Metal Culvert Response to Earth Loading: Performance of Two-Dimensional Analysis

Abstract

The results of finite-element analyses conducted before and after testing of a 9.5-m span low-profile metal arch culvert are presented here. A two-dimensional procedure that models the elastic-plastic response of both structure and soil during backfilling has been used. A plasticity-based procedure to provide an upper bound for the effect of soil compaction on metal culvert response during side filling is introduced and used in the analysis of field response. The procedure involves application of passive earth pressures after layer placement to simulate the highest values of residual horizontal earth pressure. The pretest and posttest analyses are compared with measurements of field response previously published by Webb et al.
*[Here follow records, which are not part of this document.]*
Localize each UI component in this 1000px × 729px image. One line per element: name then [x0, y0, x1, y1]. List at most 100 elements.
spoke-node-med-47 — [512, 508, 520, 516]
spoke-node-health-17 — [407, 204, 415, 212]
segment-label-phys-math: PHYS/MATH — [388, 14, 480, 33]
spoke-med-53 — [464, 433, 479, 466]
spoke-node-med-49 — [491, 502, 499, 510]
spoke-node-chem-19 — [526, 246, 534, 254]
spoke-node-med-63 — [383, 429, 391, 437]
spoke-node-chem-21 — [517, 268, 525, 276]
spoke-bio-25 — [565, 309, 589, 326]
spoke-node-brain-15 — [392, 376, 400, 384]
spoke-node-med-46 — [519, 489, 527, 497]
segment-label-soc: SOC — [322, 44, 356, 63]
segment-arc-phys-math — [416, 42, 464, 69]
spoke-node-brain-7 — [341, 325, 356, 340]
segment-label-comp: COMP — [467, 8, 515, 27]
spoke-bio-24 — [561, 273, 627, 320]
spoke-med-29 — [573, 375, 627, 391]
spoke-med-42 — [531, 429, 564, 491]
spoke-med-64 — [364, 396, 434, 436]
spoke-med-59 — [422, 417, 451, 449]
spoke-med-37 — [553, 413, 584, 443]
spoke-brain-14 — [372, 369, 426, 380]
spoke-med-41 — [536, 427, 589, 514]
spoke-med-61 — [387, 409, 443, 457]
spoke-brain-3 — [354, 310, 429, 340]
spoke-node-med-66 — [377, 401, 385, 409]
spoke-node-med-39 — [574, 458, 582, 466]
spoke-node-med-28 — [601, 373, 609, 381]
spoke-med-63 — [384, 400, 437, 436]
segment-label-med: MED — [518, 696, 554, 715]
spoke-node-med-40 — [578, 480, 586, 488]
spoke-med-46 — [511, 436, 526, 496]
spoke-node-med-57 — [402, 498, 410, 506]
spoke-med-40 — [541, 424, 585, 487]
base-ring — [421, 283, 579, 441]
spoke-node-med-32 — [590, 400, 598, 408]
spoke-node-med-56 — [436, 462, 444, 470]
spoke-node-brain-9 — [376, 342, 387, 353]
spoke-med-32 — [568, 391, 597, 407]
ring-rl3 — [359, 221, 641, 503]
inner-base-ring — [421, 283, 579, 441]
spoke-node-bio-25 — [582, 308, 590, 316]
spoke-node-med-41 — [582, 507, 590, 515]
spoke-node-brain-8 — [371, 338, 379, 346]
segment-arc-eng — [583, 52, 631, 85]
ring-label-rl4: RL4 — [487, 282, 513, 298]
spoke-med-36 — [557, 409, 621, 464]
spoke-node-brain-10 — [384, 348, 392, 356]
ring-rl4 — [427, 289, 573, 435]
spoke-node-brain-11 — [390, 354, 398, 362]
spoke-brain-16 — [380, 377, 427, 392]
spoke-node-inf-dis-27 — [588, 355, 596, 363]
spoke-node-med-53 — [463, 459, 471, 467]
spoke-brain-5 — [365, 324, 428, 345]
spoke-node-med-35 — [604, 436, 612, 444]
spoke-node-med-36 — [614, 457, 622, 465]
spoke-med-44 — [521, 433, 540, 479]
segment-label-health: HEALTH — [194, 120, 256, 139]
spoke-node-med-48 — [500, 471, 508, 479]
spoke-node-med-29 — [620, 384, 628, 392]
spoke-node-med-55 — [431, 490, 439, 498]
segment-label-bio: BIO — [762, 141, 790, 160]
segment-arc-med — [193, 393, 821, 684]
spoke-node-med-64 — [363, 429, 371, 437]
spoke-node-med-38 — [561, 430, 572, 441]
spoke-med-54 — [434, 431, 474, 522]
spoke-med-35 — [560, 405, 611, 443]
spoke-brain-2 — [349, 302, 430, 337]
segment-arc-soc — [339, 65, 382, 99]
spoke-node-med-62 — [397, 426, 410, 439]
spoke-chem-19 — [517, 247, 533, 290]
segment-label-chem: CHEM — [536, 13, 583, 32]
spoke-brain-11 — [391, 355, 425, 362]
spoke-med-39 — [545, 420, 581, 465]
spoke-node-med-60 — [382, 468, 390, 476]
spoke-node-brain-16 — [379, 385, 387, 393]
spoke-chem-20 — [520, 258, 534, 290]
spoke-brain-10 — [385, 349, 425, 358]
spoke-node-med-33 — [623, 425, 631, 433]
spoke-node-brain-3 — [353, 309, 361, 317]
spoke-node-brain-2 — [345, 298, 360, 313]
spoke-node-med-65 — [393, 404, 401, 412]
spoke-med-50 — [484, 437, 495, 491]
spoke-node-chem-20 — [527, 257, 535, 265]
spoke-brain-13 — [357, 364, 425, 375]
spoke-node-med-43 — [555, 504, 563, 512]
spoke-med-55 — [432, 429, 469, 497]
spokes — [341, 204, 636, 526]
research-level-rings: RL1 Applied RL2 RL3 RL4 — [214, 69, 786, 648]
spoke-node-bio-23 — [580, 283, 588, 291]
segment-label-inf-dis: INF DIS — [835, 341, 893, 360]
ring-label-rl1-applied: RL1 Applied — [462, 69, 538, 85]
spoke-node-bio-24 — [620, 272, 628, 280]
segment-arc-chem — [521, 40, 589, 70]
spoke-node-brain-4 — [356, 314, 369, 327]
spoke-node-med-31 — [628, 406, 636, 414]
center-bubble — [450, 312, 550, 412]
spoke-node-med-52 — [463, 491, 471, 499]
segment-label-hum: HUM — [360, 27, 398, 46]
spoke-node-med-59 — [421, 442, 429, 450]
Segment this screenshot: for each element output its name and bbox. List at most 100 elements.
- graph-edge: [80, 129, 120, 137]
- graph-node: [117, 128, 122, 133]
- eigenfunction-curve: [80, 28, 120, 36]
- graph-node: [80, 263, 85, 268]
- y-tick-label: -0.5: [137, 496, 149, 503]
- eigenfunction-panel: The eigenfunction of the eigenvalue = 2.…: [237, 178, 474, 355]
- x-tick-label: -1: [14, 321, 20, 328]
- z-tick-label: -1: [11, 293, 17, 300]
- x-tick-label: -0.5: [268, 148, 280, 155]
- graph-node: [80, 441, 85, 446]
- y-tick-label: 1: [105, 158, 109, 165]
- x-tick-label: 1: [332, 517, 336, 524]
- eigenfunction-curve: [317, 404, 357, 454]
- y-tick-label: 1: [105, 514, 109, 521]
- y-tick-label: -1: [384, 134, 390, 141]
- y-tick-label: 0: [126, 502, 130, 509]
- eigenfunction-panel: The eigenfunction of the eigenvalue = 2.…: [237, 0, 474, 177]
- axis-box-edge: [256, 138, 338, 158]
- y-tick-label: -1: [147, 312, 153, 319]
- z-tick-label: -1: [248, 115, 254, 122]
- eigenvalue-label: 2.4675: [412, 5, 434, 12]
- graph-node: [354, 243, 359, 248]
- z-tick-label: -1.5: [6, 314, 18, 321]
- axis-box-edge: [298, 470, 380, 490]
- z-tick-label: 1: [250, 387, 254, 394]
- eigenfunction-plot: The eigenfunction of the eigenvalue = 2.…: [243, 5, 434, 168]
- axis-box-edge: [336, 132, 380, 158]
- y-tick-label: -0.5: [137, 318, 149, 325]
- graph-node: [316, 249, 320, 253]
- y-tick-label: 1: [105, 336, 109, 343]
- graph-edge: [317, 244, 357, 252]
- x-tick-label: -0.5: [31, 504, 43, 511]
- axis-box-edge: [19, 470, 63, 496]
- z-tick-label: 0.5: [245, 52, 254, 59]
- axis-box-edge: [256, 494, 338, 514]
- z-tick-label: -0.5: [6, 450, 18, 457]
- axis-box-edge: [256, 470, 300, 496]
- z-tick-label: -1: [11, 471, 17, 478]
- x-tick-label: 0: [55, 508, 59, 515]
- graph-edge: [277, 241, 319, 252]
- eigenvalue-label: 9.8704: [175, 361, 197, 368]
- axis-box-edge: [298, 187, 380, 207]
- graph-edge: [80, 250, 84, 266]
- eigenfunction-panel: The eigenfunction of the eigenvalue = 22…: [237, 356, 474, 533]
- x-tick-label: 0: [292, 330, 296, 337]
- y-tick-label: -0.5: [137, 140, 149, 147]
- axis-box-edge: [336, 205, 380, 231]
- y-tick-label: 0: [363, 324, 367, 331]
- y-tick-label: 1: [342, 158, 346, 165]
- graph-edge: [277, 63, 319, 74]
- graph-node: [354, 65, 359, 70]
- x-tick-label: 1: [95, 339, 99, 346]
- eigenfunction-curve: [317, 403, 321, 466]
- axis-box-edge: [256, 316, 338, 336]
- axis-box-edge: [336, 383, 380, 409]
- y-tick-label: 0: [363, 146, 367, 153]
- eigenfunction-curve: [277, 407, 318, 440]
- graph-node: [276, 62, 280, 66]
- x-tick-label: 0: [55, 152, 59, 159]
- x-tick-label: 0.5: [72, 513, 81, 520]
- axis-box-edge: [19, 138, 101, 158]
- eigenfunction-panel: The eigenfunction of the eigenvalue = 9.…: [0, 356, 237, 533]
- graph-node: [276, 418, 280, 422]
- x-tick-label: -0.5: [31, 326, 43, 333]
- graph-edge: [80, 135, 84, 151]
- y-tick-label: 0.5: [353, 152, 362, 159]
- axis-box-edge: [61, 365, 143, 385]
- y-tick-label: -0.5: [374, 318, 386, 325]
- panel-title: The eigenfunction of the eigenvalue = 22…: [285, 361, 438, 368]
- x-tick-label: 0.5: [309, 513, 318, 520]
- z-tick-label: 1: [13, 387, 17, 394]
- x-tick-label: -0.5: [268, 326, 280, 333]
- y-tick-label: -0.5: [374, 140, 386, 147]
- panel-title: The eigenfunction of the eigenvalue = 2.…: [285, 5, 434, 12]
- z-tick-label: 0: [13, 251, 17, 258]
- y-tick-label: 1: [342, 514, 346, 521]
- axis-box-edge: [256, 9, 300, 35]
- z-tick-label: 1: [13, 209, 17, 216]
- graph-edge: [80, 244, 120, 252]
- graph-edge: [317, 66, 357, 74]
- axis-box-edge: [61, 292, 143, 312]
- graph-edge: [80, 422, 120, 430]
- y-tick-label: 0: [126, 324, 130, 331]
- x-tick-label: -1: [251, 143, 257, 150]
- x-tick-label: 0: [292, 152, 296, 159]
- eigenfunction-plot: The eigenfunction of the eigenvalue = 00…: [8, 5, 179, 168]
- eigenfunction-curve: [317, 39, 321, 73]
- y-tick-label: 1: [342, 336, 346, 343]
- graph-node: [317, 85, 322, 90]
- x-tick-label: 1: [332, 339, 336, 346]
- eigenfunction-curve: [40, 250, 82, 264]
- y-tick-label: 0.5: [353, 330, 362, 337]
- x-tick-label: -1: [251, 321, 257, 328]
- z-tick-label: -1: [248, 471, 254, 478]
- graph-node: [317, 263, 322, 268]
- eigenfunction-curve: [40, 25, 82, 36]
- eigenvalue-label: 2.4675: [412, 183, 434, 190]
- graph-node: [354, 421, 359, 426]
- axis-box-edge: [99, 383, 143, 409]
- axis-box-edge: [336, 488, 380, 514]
Predictions for culvert deformation and bending moments generated during backfilling were excellent. The new procedure to include the effects of compaction during construction was effective in capturing culvert peaking during placement of the side fill and increases in bending moment. Both pre- and posttest predictions for deformation and moment successfully captured the culvert response during burial and the effect of backfill soil density. The posttest predictions include consideration of the top-loading applied during placement of the side fill. The predictions of deflection follow measured values during application and subsequent removal of those temporary surcharge loads. Estimates of soil stresses acting normal to the external surface of the culvert were shown to be close to those measured in the field. The analysis indicates that shear strength is fully mobilized in wedge-shaped zones of the backfill adjacent to the culvert. Those zones diminish in size once backfill is placed over the crown. The residual horizontal earth pressures that are modeled during compaction act to reduce the size of the plastic zones.